UNAIR NEWS – Menyambut pandemi Covid-19 yang baru saja berstatus endemi, Sekolah Pascasarjana (SPS) UNAIR menggelar Online Summer School bertajuk The Future of Regionalism After Covid-19 Pandemic. Secara daring, kegiatan tersebut telah digelar untuk kali kedua.
Sesi pembuka acara pada Senin (30/5/2022) turut menghadirkan HEM Fadjroel Rachman selaku Duta Besar Indonesia di Nur-Sultan Kazakhstan dan Saule Kemelbayeva sebagai Dekan International School of Economics Kazguu. Keduanya memberikan sambutan masing-masing.
Fadjroel menekankan pada pentingnya regionalisme. Menurutnya, seluruh dunia telah saling terkait dalam kerangka regional.
“Kita di seluruh dunia ini telah bersama-sama saling berinteraksi satu sama lain dan melayani pengetahuan ide yang menjadi ketertarikan bersama,” ujarnya.
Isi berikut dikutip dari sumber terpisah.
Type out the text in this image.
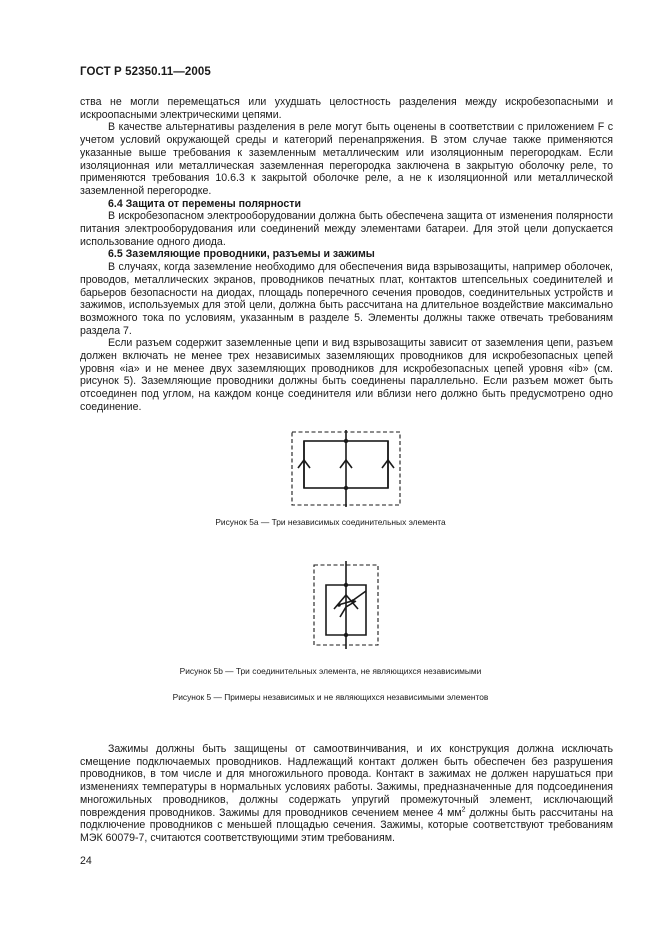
ГОСТ Р 52350.11—2005

ства не могли перемещаться или ухудшать целостность разделения между искробезопасными и искроопасными электрическими цепями.

В качестве альтернативы разделения в реле могут быть оценены в соответствии с приложением F с учетом условий окружающей среды и категорий перенапряжения. В этом случае также применяются указанные выше требования к заземленным металлическим или изоляционным перегородкам. Если изоляционная или металлическая заземленная перегородка заключена в закрытую оболочку реле, то применяются требования 10.6.3 к закрытой оболочке реле, а не к изоляционной или металлической заземленной перегородке.

6.4 Защита от перемены полярности

В искробезопасном электрооборудовании должна быть обеспечена защита от изменения полярности питания электрооборудования или соединений между элементами батареи. Для этой цели допускается использование одного диода.

6.5 Заземляющие проводники, разъемы и зажимы

В случаях, когда заземление необходимо для обеспечения вида взрывозащиты, например оболочек, проводов, металлических экранов, проводников печатных плат, контактов штепсельных соединителей и барьеров безопасности на диодах, площадь поперечного сечения проводов, соединительных устройств и зажимов, используемых для этой цели, должна быть рассчитана на длительное воздействие максимально возможного тока по условиям, указанным в разделе 5. Элементы должны также отвечать требованиям раздела 7.

Если разъем содержит заземленные цепи и вид взрывозащиты зависит от заземления цепи, разъем должен включать не менее трех независимых заземляющих проводников для искробезопасных цепей уровня «ia» и не менее двух заземляющих проводников для искробезопасных цепей уровня «ib» (см. рисунок 5). Заземляющие проводники должны быть соединены параллельно. Если разъем может быть отсоединен под углом, на каждом конце соединителя или вблизи него должно быть предусмотрено одно соединение.

Рисунок 5а — Три независимых соединительных элемента
Рисунок 5b — Три соединительных элемента, не являющихся независимыми
Рисунок 5 — Примеры независимых и не являющихся независимыми элементов

Зажимы должны быть защищены от самоотвинчивания, и их конструкция должна исключать смещение подключаемых проводников. Надлежащий контакт должен быть обеспечен без разрушения проводников, в том числе и для многожильного провода. Контакт в зажимах не должен нарушаться при изменениях температуры в нормальных условиях работы. Зажимы, предназначенные для подсоединения многожильных проводников, должны содержать упругий промежуточный элемент, исключающий повреждения проводников. Зажимы для проводников сечением менее 4 $мм^2$ должны быть рассчитаны на подключение проводников с меньшей площадью сечения. Зажимы, которые соответствуют требованиям МЭК 60079-7, считаются соответствующими этим требованиям.

24
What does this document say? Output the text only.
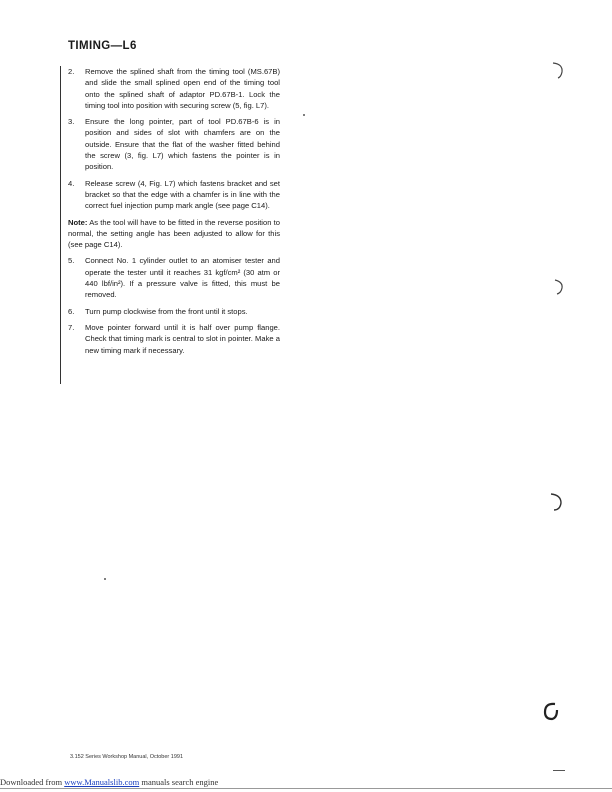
TIMING—L6
2.	Remove the splined shaft from the timing tool (MS.67B) and slide the small splined open end of the timing tool onto the splined shaft of adaptor PD.67B-1. Lock the timing tool into position with securing screw (5, fig. L7).
3.	Ensure the long pointer, part of tool PD.67B-6 is in position and sides of slot with chamfers are on the outside. Ensure that the flat of the washer fitted behind the screw (3, fig. L7) which fastens the pointer is in position.
4.	Release screw (4, Fig. L7) which fastens bracket and set bracket so that the edge with a chamfer is in line with the correct fuel injection pump mark angle (see page C14).
Note: As the tool will have to be fitted in the reverse position to normal, the setting angle has been adjusted to allow for this (see page C14).
5.	Connect No. 1 cylinder outlet to an atomiser tester and operate the tester until it reaches 31 kgf/cm² (30 atm or 440 lbf/in²). If a pressure valve is fitted, this must be removed.
6.	Turn pump clockwise from the front until it stops.
7.	Move pointer forward until it is half over pump flange. Check that timing mark is central to slot in pointer. Make a new timing mark if necessary.
3.152 Series Workshop Manual, October 1991
Downloaded from www.Manualslib.com manuals search engine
Karena itu, pertimbangan terhadap isu-isu regionalisme menjadi hal yang sangat penting. Pertimbangan tersebut membutuhkan peran dari lembaga-lembaga baik pemerintahan maupun swasta. Mereka berperan di berbagai kebijakan mengenai kelembagaan dan bentuk perbandingan regionalisme.
“Isu-isu global dalam regionalisme dipahami menggunakan pendekatan multidisplin. Dan, salah satu isu global yang menjadi perhatian di seluruh dunia adalah pandemi covid-19. Wabah tersebut telah mengubah tatanan global di berbagai negara,” papar Fadjroel.
Pandemi Covid-19 telah menciptakan aturan-aturan baru. Salah satu yang mungkin sangat terasa pada masyarakat adalah karantina. Saat ini beberapa negara masih menerapkan aturan tersebut dan sebagian lain telah memulai “hidup normal” dengan bermodal vaksinasi.
“Dengan vaksninasi, kita telah belajar menangani covid-19 dan berdamai dengannya. Sehingga ada juga negara-negara yang telah membuka batas-batasnya, termasuk Indonesia. Karena kan selama pandemi kemarin kita tidak bisa bebas bepergian ke luar negeri karena kebijakan border (batas, Red) yang diterapkan beberapa negara,” tutur Fadjroel.
Selain dari sisi peraturan, pandemi Covid-19 membawa perubahan pada tantangan sosial-ekonomi dan geopolitik. Karena itu, pada kehidupan pasca Covid-19 kita harus banyak menyesuaikan diri.
“Secara luas akan berdampak pada interaksi antar negara. Kerja sama regional pasca-pandemi juga akan menghadapi tantangan perubahan iklim disrupsi ekonomi. Ada masalah baru berupa pendidikan, kemiskinan, hingga perang Ukraina, dan Rusia,” ungkap Duta Besar yang baru dilantik tersebut.
Dalam hal itu, menurut Fadjroel, kajian regionalisme menjadi penting. Kajian tersebut dapat menjawab berbagai persoalan multidimensi melalui sudut pandang yang tepat. Jadi, Fadjroel sangat mengapresiasi kegiatan tersebut dan berharap ke depan dapat digelar secara luring.
Lebih lanjut, Online Summer School itu juga mendapat dukungan dari Saule Kemelbayeva. Menurutnya, regionalisme merupakan sebuah komitmen bersama.
“Saya berharap kita akan kembali menyelenggarakan Online Summer School ini setiap tahun. Topiknya sangat relevan dan menarik. Pandemi covid-19 menghasilkan banyak tantangan sehingga perlu untuk menggelar diskusi akademik publik di arena internasional dengan melibatkan negara-negara berkembang,” jelasnya.